Destaque na mídia, o projeto promete queda dos juros bancários e de facilitação de crédito, mas será que é mesmo assim? Entenda as novas regras:
1) O que é o novo cadastro positivo?
O cadastro positivo é um sistema de pontuação que reúne informações sobre uma pessoa para avaliar o risco de oferecer crédito a ela. Dessa forma, ela medirá se você é “mais confiável” para receber um empréstimo, um financiamento, ou uma compra no cartão de crédito. O sistema existe desde 2011, mas precisava da autorização prévia do usuário para que suas informações pudessem ser avaliadas pelos birôs de crédito, como Serasa Experian, Quod e Boa Vista SPC. Aprovado pelo Congresso Nacional em 8 de abril de 2019, o novo cadastro positivo modifica essa regra: agora, a abertura do cadastro será feita de forma automática, não mais voluntária, abrangendo todos os consumidores brasileiros.
2) Como o sistema funciona?
O sistema pontua cada consumidor com uma nota que pode variar de 1 até 1000, calculada a partir das informações coletadas pelas empresas, com seus dados financeiros, sua renda, pagamento de contas de energia, água, telefone, entre outros. Quanto mais perto de 1, “menos confiável” a pessoa é considerada para uma oferta de crédito.
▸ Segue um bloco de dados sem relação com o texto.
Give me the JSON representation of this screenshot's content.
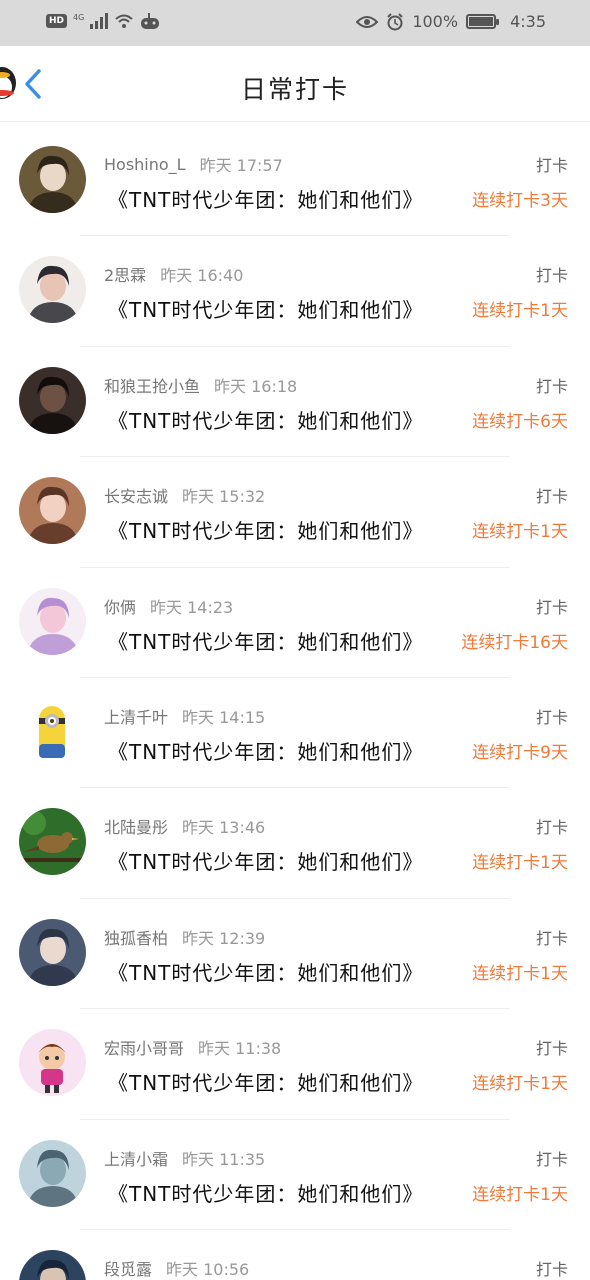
{
  "status_bar": {
    "hd": "HD",
    "network": "4G",
    "battery_percent": "100%",
    "battery_level": 1.0,
    "time": "4:35"
  },
  "header": {
    "title": "日常打卡"
  },
  "items": [
    {
      "name": "Hoshino_L",
      "time": "昨天 17:57",
      "tag": "打卡",
      "group": "《TNT时代少年团：她们和他们》",
      "streak": "连续打卡3天"
    },
    {
      "name": "2思霖",
      "time": "昨天 16:40",
      "tag": "打卡",
      "group": "《TNT时代少年团：她们和他们》",
      "streak": "连续打卡1天"
    },
    {
      "name": "和狼王抢小鱼",
      "time": "昨天 16:18",
      "tag": "打卡",
      "group": "《TNT时代少年团：她们和他们》",
      "streak": "连续打卡6天"
    },
    {
      "name": "长安志诚",
      "time": "昨天 15:32",
      "tag": "打卡",
      "group": "《TNT时代少年团：她们和他们》",
      "streak": "连续打卡1天"
    },
    {
      "name": "你俩",
      "time": "昨天 14:23",
      "tag": "打卡",
      "group": "《TNT时代少年团：她们和他们》",
      "streak": "连续打卡16天"
    },
    {
      "name": "上清千叶",
      "time": "昨天 14:15",
      "tag": "打卡",
      "group": "《TNT时代少年团：她们和他们》",
      "streak": "连续打卡9天"
    },
    {
      "name": "北陆曼彤",
      "time": "昨天 13:46",
      "tag": "打卡",
      "group": "《TNT时代少年团：她们和他们》",
      "streak": "连续打卡1天"
    },
    {
      "name": "独孤香柏",
      "time": "昨天 12:39",
      "tag": "打卡",
      "group": "《TNT时代少年团：她们和他们》",
      "streak": "连续打卡1天"
    },
    {
      "name": "宏雨小哥哥",
      "time": "昨天 11:38",
      "tag": "打卡",
      "group": "《TNT时代少年团：她们和他们》",
      "streak": "连续打卡1天"
    },
    {
      "name": "上清小霜",
      "time": "昨天 11:35",
      "tag": "打卡",
      "group": "《TNT时代少年团：她们和他们》",
      "streak": "连续打卡1天"
    },
    {
      "name": "段觅露",
      "time": "昨天 10:56",
      "tag": "打卡",
      "group": "",
      "streak": ""
    }
  ],
  "avatars": [
    {
      "bg": "#6b5a3a",
      "fg": "#e9d8c6",
      "accent": "#2d2419",
      "icon": "avatar-photo-icon"
    },
    {
      "bg": "#f0ece9",
      "fg": "#e8c4b4",
      "accent": "#2a2a30",
      "icon": "avatar-photo-icon"
    },
    {
      "bg": "#3a2e2a",
      "fg": "#6d5144",
      "accent": "#120d0b",
      "icon": "avatar-photo-icon"
    },
    {
      "bg": "#b07a5a",
      "fg": "#f1d1c2",
      "accent": "#5a3424",
      "icon": "avatar-photo-icon"
    },
    {
      "bg": "#f5eef5",
      "fg": "#f4c7d8",
      "accent": "#b68fd2",
      "icon": "avatar-photo-icon"
    },
    {
      "bg": "#ffffff",
      "fg": "#f5d33b",
      "accent": "#3b6bb4",
      "icon": "minion-icon"
    },
    {
      "bg": "#2f6d2a",
      "fg": "#8d6a35",
      "accent": "#4f9a3f",
      "icon": "bird-icon"
    },
    {
      "bg": "#4b5a72",
      "fg": "#e9d9cf",
      "accent": "#2c3447",
      "icon": "avatar-photo-icon"
    },
    {
      "bg": "#f8e3f2",
      "fg": "#f3c9a8",
      "accent": "#d4378a",
      "icon": "cartoon-boy-icon"
    },
    {
      "bg": "#bfd3dc",
      "fg": "#8aa9b5",
      "accent": "#4c6471",
      "icon": "avatar-photo-icon"
    },
    {
      "bg": "#2d4460",
      "fg": "#d9c3b2",
      "accent": "#17253a",
      "icon": "avatar-photo-icon"
    }
  ],
  "colors": {
    "streak": "#f07a39",
    "status_bar_bg": "#dadada",
    "back_chevron": "#3a8ee6"
  }
}
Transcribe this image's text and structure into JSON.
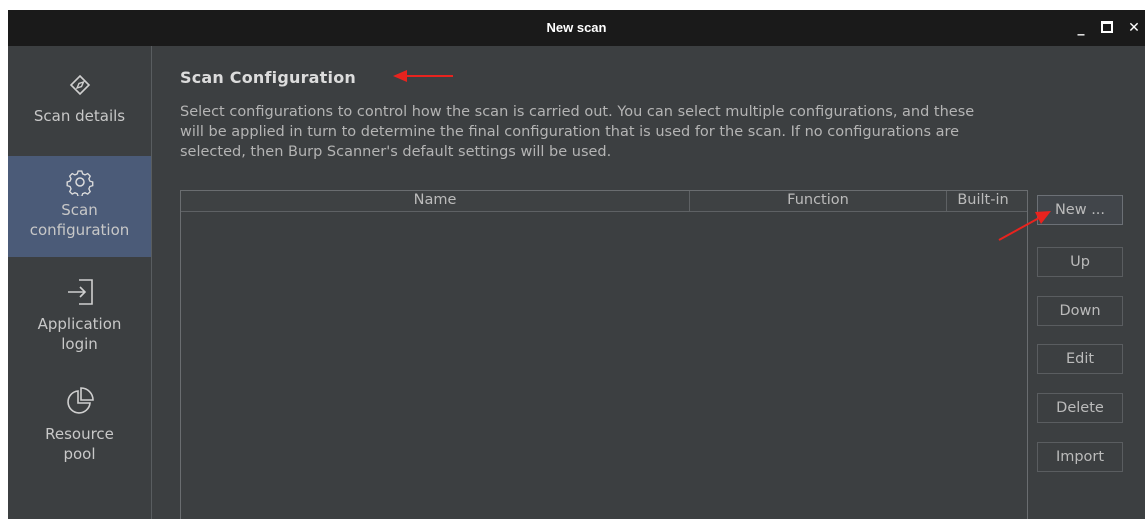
{
  "window": {
    "title": "New scan",
    "controls": {
      "minimize": "_",
      "close": "✕"
    }
  },
  "sidebar": {
    "items": [
      {
        "label": "Scan details",
        "icon": "compass-icon",
        "active": false
      },
      {
        "label": "Scan configuration",
        "line1": "Scan",
        "line2": "configuration",
        "icon": "gear-icon",
        "active": true
      },
      {
        "label": "Application login",
        "line1": "Application",
        "line2": "login",
        "icon": "login-arrow-icon",
        "active": false
      },
      {
        "label": "Resource pool",
        "line1": "Resource",
        "line2": "pool",
        "icon": "pie-chart-icon",
        "active": false
      }
    ]
  },
  "main": {
    "heading": "Scan Configuration",
    "description": "Select configurations to control how the scan is carried out. You can select multiple configurations, and these\nwill be applied in turn to determine the final configuration that is used for the scan. If no configurations are\nselected, then Burp Scanner's default settings will be used.",
    "table": {
      "columns": [
        "Name",
        "Function",
        "Built-in"
      ],
      "rows": []
    },
    "buttons": {
      "new": "New ...",
      "up": "Up",
      "down": "Down",
      "edit": "Edit",
      "delete": "Delete",
      "import": "Import"
    }
  },
  "colors": {
    "background": "#3c3f41",
    "titlebar": "#1a1a1a",
    "active_sidebar": "#4b5b78",
    "annotation_arrow": "#e8231e"
  }
}
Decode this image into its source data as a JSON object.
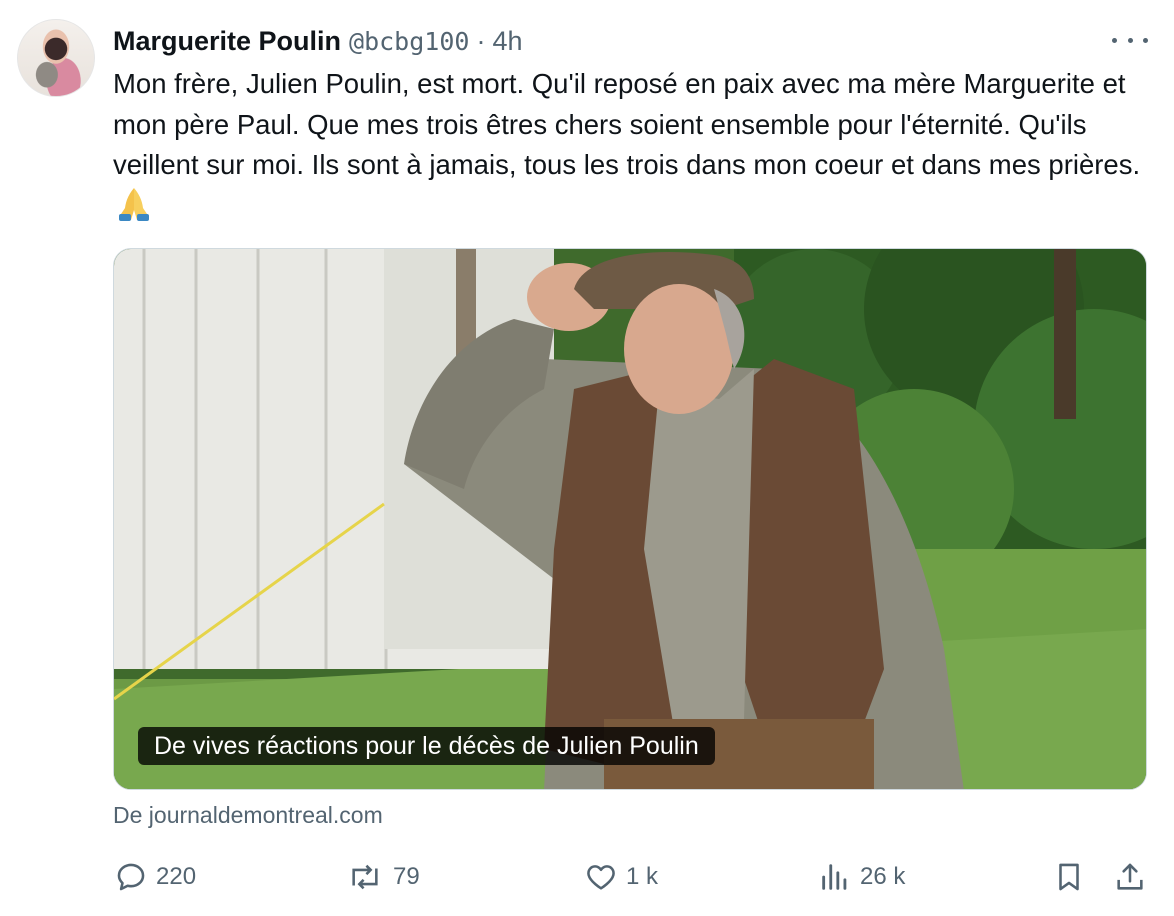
{
  "author": {
    "name": "Marguerite Poulin",
    "handle": "@bcbg100",
    "separator": "·",
    "time": "4h"
  },
  "tweet": {
    "text": "Mon frère, Julien Poulin, est mort. Qu'il reposé en paix avec ma mère Marguerite et mon père Paul. Que mes trois êtres chers soient ensemble pour l'éternité. Qu'ils veillent sur moi. Ils sont à jamais, tous les trois dans mon coeur et dans mes prières.",
    "emoji": "🙏"
  },
  "card": {
    "caption": "De vives réactions pour le décès de Julien Poulin",
    "source": "De journaldemontreal.com"
  },
  "actions": {
    "replies": "220",
    "reposts": "79",
    "likes": "1 k",
    "views": "26 k"
  },
  "icons": {
    "more": "more-horizontal-icon",
    "reply": "reply-icon",
    "repost": "repost-icon",
    "like": "heart-icon",
    "views": "views-bar-chart-icon",
    "bookmark": "bookmark-icon",
    "share": "share-icon"
  },
  "colors": {
    "text": "#0f1419",
    "secondary": "#536471",
    "border": "#cfd9de"
  }
}
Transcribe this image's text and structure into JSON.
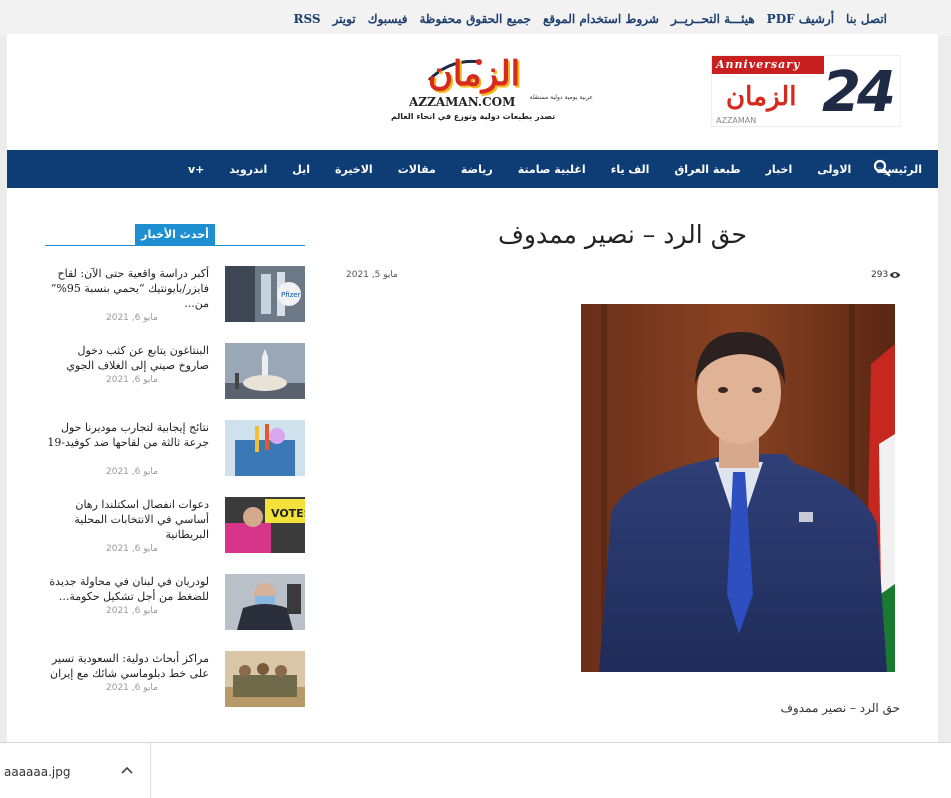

Inversamente, quanto mais próximo de 1000, maior a sua chance de ser considerado um bom pagador.
3) Quem elabora a pontuação?
As responsáveis por coletar as informações e elaborar uma pontuação são as empresas especializadas em análise de crédito, como Serasa, Boa Vista, Quod e SPC. Para isso, elas utilizam sistemas automatizados, chamados de algoritmos, que atribuem um valor diferente para cada usuário, resultando na nota final. Essas empresas podem então compartilhar a nota de cada consumidor com varejistas, instituições financeiras e bancos, que irão avaliar se concedem crédito e sob quais taxas de juros, de acordo com a capacidade de pagamento que avaliam que os clientes possuem.
4) Quais informações poderão ser acessadas pelas instituições financeiras e empresas?
O gestor do banco de dados será autorizado a disponibilizar às instituições financeiras e empresas somente a pontuação de crédito dos consumidores. O histórico de crédito do consumidor, com acesso aos dados específicos sobre pagamentos, somente poderá ser acessado pelas instituições financeiras e empresas mediante prévia autorização específica do cadastrado.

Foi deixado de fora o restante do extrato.